Published online Jul 16, 2016. doi: 10.12998/wjcc.v4.i7.165
Peer-review started: February 18, 2016
First decision: March 25, 2016
Revised: May 10, 2016
Accepted: May 17, 2016
Article in press: May 27, 2016
Published online: July 16, 2016
Processing time: 146 Days and 12.4 Hours
The activities of corticotropin-releasing factor (CRF) and related peptides are mediated a number of receptors with seven transmembrane domains that are coupled to the Gs and Gq proteins. These receptors are known as CRF-Rs. In vitro studies have evidenced that urocortin (UCN) and CRF provoke an increase in the contractility of the uterus which is induced by endometrial prostaglandin F2a. Furthermore, through trophoblasts, it stimulates the secretion of adrenocorticotropic hormone (ACTH) and prostaglandin PGE2 and has a vasodilatory effect on the placenta. While it is well known that the placenta produces considerable quantities of CRF, several studies have, however, excluded that the placenta can generate significant quantities of UCN. In the short term, the human fetal adrenal gland produces more cortisol and dehydroepiandrosterone sulfate.
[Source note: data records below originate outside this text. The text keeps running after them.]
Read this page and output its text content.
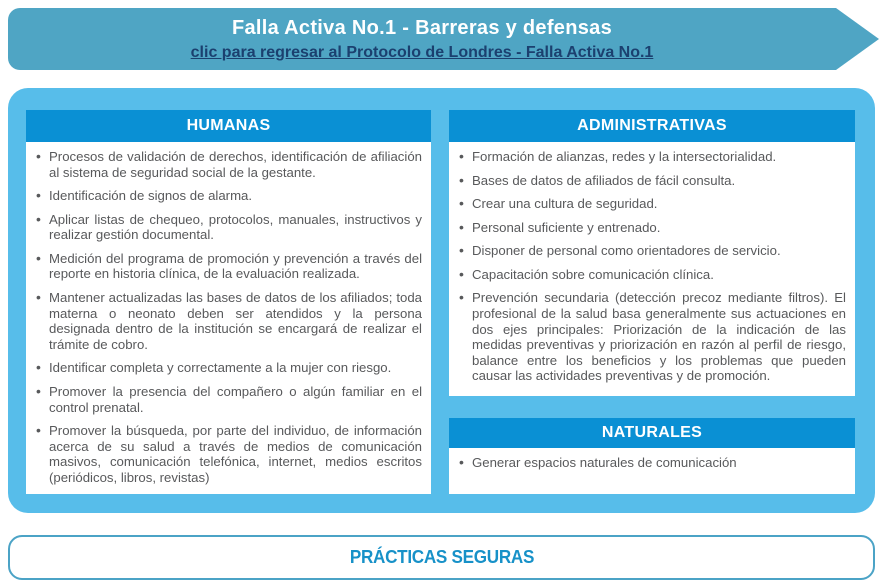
Falla Activa No.1 - Barreras y defensas
clic para regresar al Protocolo de Londres - Falla Activa No.1
HUMANAS
• Procesos de validación de derechos, identificación de afiliación al sistema de seguridad social de la gestante.
• Identificación de signos de alarma.
• Aplicar listas de chequeo, protocolos, manuales, instructivos y realizar gestión documental.
• Medición del programa de promoción y prevención a través del reporte en historia clínica, de la evaluación realizada.
• Mantener actualizadas las bases de datos de los afiliados; toda materna o neonato deben ser atendidos y la persona designada dentro de la institución se encargará de realizar el trámite de cobro.
• Identificar completa y correctamente a la mujer con riesgo.
• Promover la presencia del compañero o algún familiar en el control prenatal.
• Promover la búsqueda, por parte del individuo, de información acerca de su salud a través de medios de comunicación masivos, comunicación telefónica, internet, medios escritos (periódicos, libros, revistas)
ADMINISTRATIVAS
• Formación de alianzas, redes y la intersectorialidad.
• Bases de datos de afiliados de fácil consulta.
• Crear una cultura de seguridad.
• Personal suficiente y entrenado.
• Disponer de personal como orientadores de servicio.
• Capacitación sobre comunicación clínica.
• Prevención secundaria (detección precoz mediante filtros). El profesional de la salud basa generalmente sus actuaciones en dos ejes principales: Priorización de la indicación de las medidas preventivas y priorización en razón al perfil de riesgo, balance entre los beneficios y los problemas que pueden causar las actividades preventivas y de promoción.
NATURALES
• Generar espacios naturales de comunicación
PRÁCTICAS SEGURAS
The gestational tissues express UCN3 and UCN2 mRNA in cytotrophoblast and syncytiotrophoblast cells, while UCN2 is only to be found in the maternal and fetal vessels and amniotic cells. Nevertheless, gestational tissues express UCN2 and UCN3 differentially and do not stimulate placental ACTH secretion. In term pregnancies, maternal plasma levels of CRF and UCN are lower than at the beginning of pregnancy and are correlated to labor onset. Conversely, they do not decrease in post-term pregnancies. This evidence would seem to indicate that the fine-regulated expression of these neuropeptides is important in determining the duration of human gestation. In this scenario, low concentrations of UCN in the amniotic fluid at mid-term may be considered a sign of predisposition to preterm birth.
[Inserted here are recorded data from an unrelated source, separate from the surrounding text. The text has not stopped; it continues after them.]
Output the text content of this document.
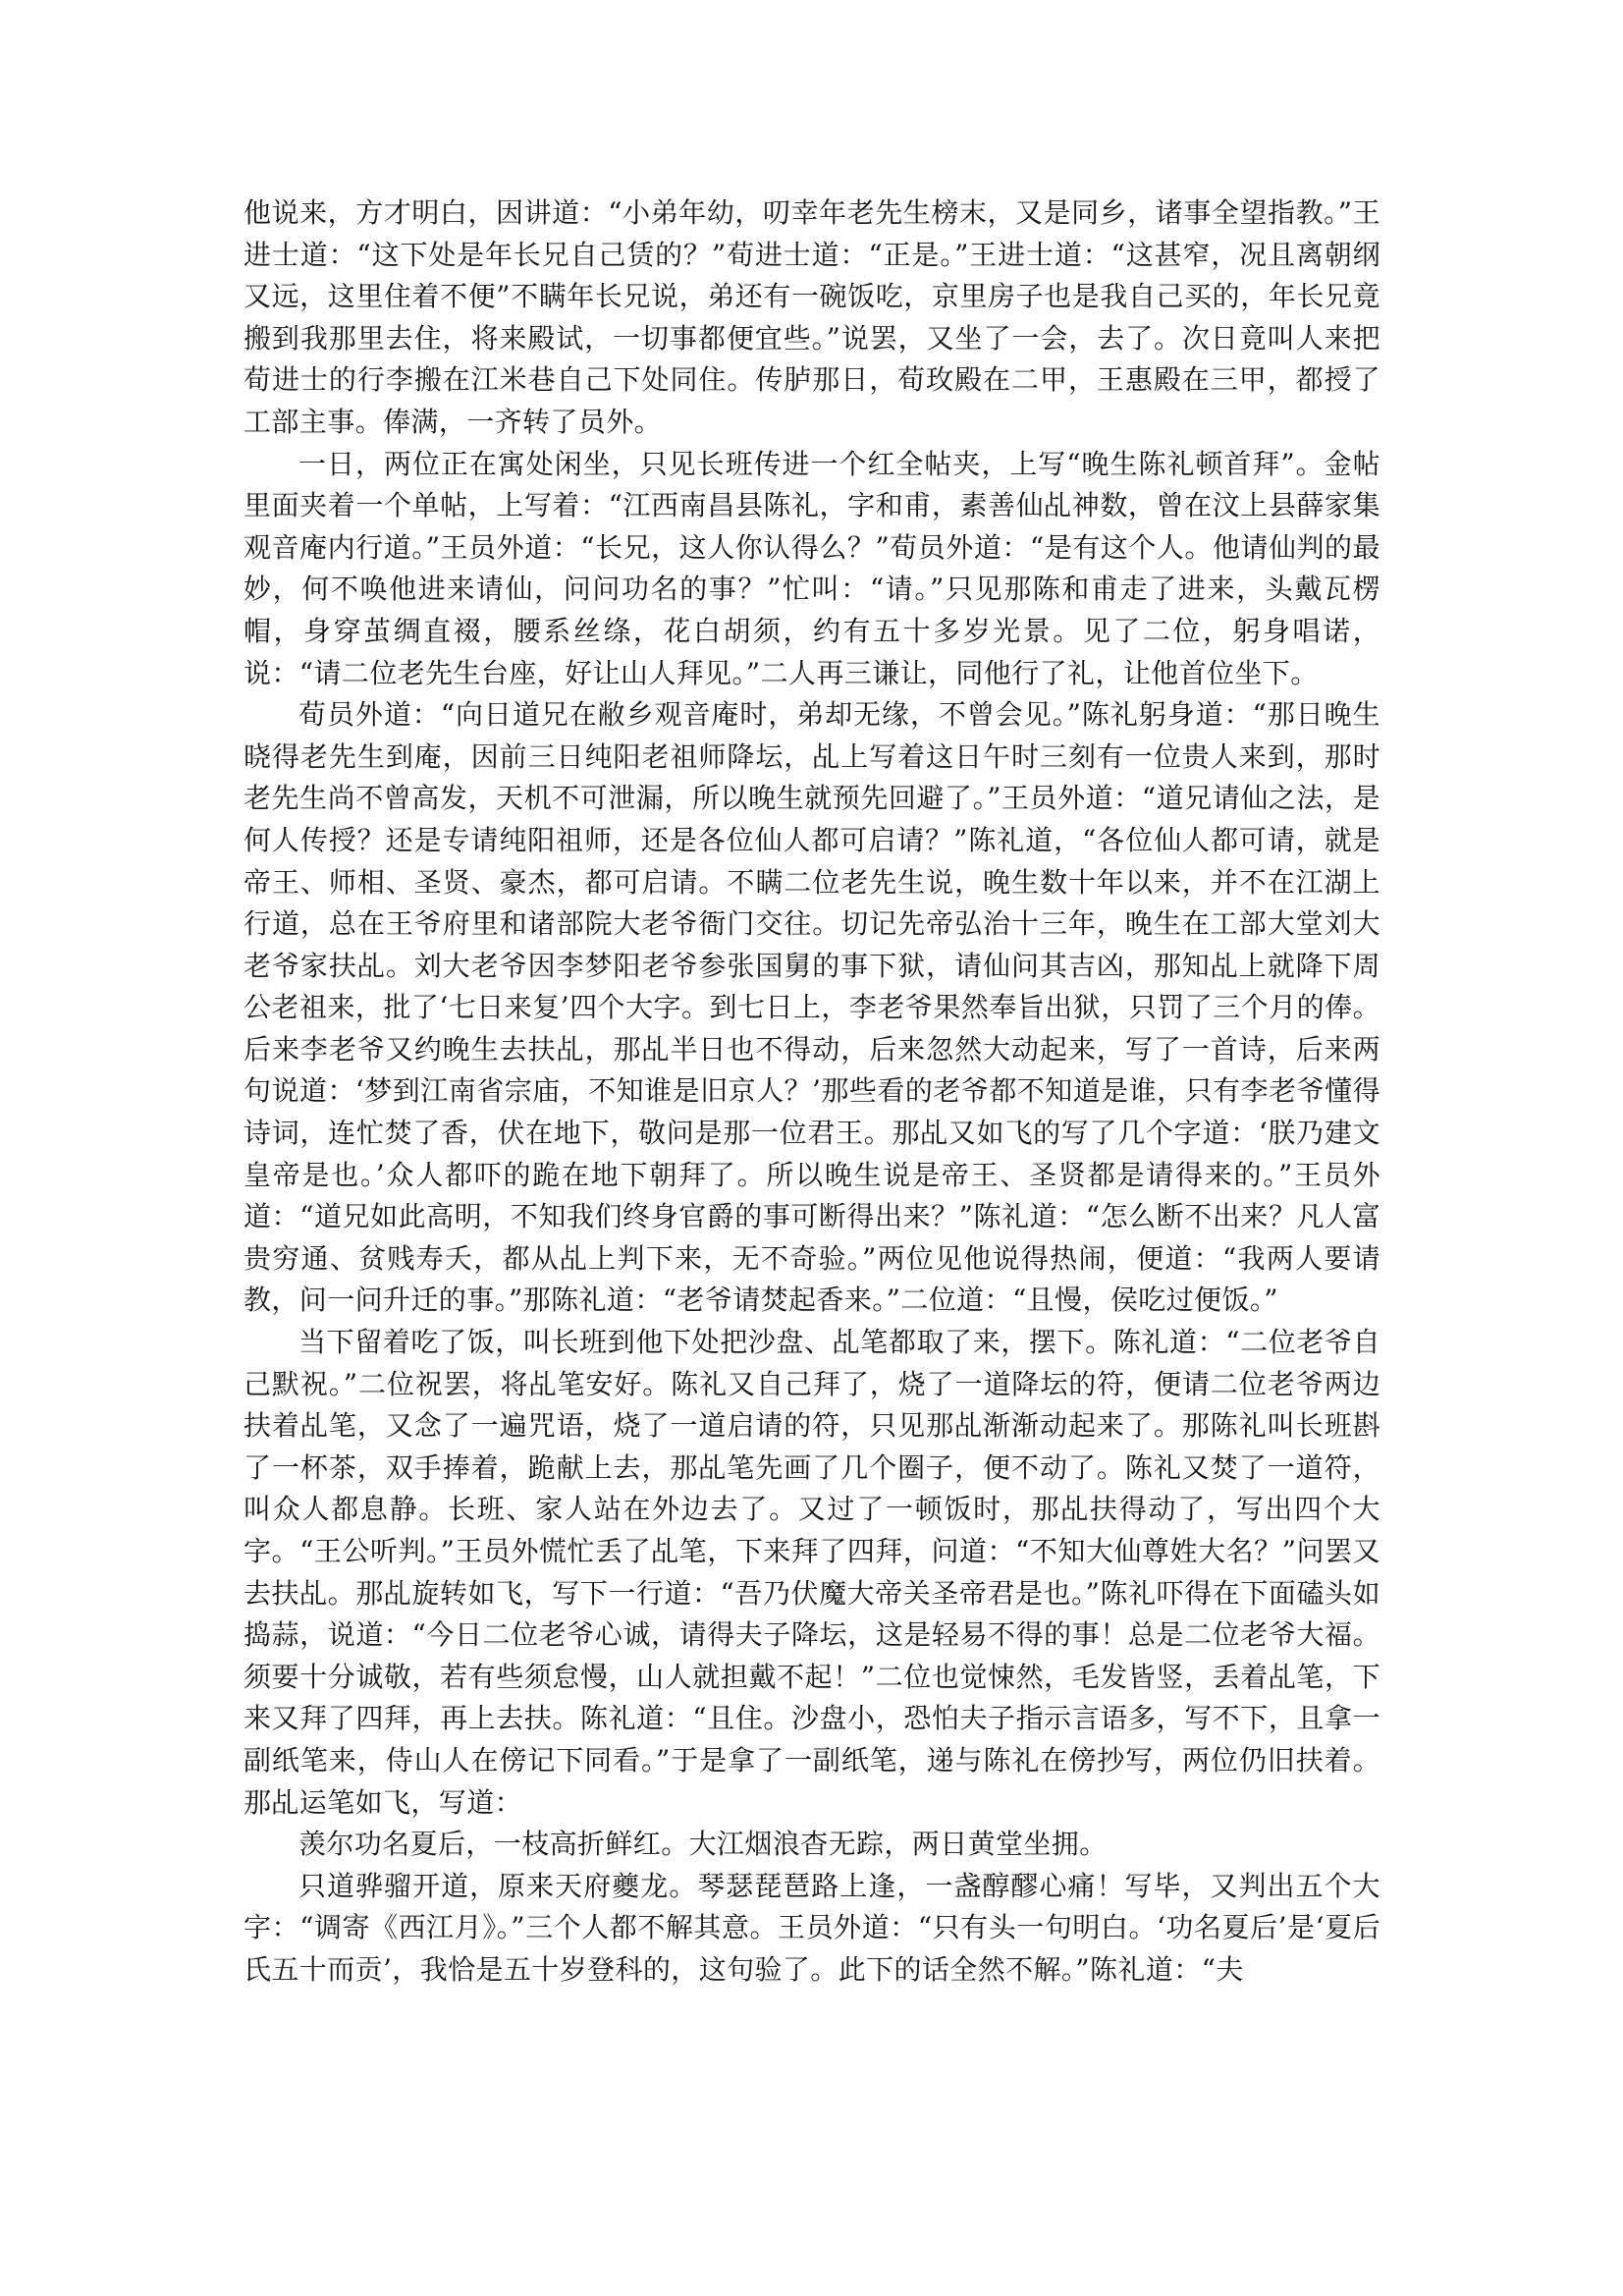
他说来，方才明白，因讲道：“小弟年幼，叨幸年老先生榜末，又是同乡，诸事全望指教。”王进士道：“这下处是年长兄自己赁的？”荀进士道：“正是。”王进士道：“这甚窄，况且离朝纲又远，这里住着不便”不瞒年长兄说，弟还有一碗饭吃，京里房子也是我自己买的，年长兄竟搬到我那里去住，将来殿试，一切事都便宜些。”说罢，又坐了一会，去了。次日竟叫人来把荀进士的行李搬在江米巷自己下处同住。传胪那日，荀玫殿在二甲，王惠殿在三甲，都授了工部主事。俸满，一齐转了员外。

一日，两位正在寓处闲坐，只见长班传进一个红全帖夹，上写“晚生陈礼顿首拜”。金帖里面夹着一个单帖，上写着：“江西南昌县陈礼，字和甫，素善仙乩神数，曾在汶上县薛家集观音庵内行道。”王员外道：“长兄，这人你认得么？”荀员外道：“是有这个人。他请仙判的最妙，何不唤他进来请仙，问问功名的事？”忙叫：“请。”只见那陈和甫走了进来，头戴瓦楞帽，身穿茧绸直裰，腰系丝绦，花白胡须，约有五十多岁光景。见了二位，躬身唱诺，说：“请二位老先生台座，好让山人拜见。”二人再三谦让，同他行了礼，让他首位坐下。

荀员外道：“向日道兄在敝乡观音庵时，弟却无缘，不曾会见。”陈礼躬身道：“那日晚生晓得老先生到庵，因前三日纯阳老祖师降坛，乩上写着这日午时三刻有一位贵人来到，那时老先生尚不曾高发，天机不可泄漏，所以晚生就预先回避了。”王员外道：“道兄请仙之法，是何人传授？还是专请纯阳祖师，还是各位仙人都可启请？”陈礼道，“各位仙人都可请，就是帝王、师相、圣贤、豪杰，都可启请。不瞒二位老先生说，晚生数十年以来，并不在江湖上行道，总在王爷府里和诸部院大老爷衙门交往。切记先帝弘治十三年，晚生在工部大堂刘大老爷家扶乩。刘大老爷因李梦阳老爷参张国舅的事下狱，请仙问其吉凶，那知乩上就降下周公老祖来，批了‘七日来复’四个大字。到七日上，李老爷果然奉旨出狱，只罚了三个月的俸。后来李老爷又约晚生去扶乩，那乩半日也不得动，后来忽然大动起来，写了一首诗，后来两句说道：‘梦到江南省宗庙，不知谁是旧京人？’那些看的老爷都不知道是谁，只有李老爷懂得诗词，连忙焚了香，伏在地下，敬问是那一位君王。那乩又如飞的写了几个字道：‘朕乃建文皇帝是也。’众人都吓的跪在地下朝拜了。所以晚生说是帝王、圣贤都是请得来的。”王员外道：“道兄如此高明，不知我们终身官爵的事可断得出来？”陈礼道：“怎么断不出来？凡人富贵穷通、贫贱寿夭，都从乩上判下来，无不奇验。”两位见他说得热闹，便道：“我两人要请教，问一问升迁的事。”那陈礼道：“老爷请焚起香来。”二位道：“且慢，侯吃过便饭。”

当下留着吃了饭，叫长班到他下处把沙盘、乩笔都取了来，摆下。陈礼道：“二位老爷自己默祝。”二位祝罢，将乩笔安好。陈礼又自己拜了，烧了一道降坛的符，便请二位老爷两边扶着乩笔，又念了一遍咒语，烧了一道启请的符，只见那乩渐渐动起来了。那陈礼叫长班斟了一杯茶，双手捧着，跪献上去，那乩笔先画了几个圈子，便不动了。陈礼又焚了一道符，叫众人都息静。长班、家人站在外边去了。又过了一顿饭时，那乩扶得动了，写出四个大字。“王公听判。”王员外慌忙丢了乩笔，下来拜了四拜，问道：“不知大仙尊姓大名？”问罢又去扶乩。那乩旋转如飞，写下一行道：“吾乃伏魔大帝关圣帝君是也。”陈礼吓得在下面磕头如捣蒜，说道：“今日二位老爷心诚，请得夫子降坛，这是轻易不得的事！总是二位老爷大福。须要十分诚敬，若有些须怠慢，山人就担戴不起！”二位也觉悚然，毛发皆竖，丢着乩笔，下来又拜了四拜，再上去扶。陈礼道：“且住。沙盘小，恐怕夫子指示言语多，写不下，且拿一副纸笔来，侍山人在傍记下同看。”于是拿了一副纸笔，递与陈礼在傍抄写，两位仍旧扶着。那乩运笔如飞，写道：

羡尔功名夏后，一枝高折鲜红。大江烟浪杳无踪，两日黄堂坐拥。

只道骅骝开道，原来天府夔龙。琴瑟琵琶路上逢，一盏醇醪心痛！写毕，又判出五个大字：“调寄《西江月》。”三个人都不解其意。王员外道：“只有头一句明白。‘功名夏后’是‘夏后氏五十而贡’，我恰是五十岁登科的，这句验了。此下的话全然不解。”陈礼道：“夫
Core tip: Low concentrations of urocortin (UCN) in the amniotic fluid may be a sign of predisposition to preterm birth, since it correlates with a pro-inflammatory state. UCN is present at higher serum concentrations in women with endometriomas. Therefore, the measurement of UCN could be useful in distinguishing between endometriosis and other benign ovarian cysts. The therapeutic treatment with UCN decreases serum levels of proinflammatory cytokines in several experimental situations, so it is plausible that the same effects may occur in different obstetric and gynecological diseases in which inflammation plays a key role in the onset and progression of the disease.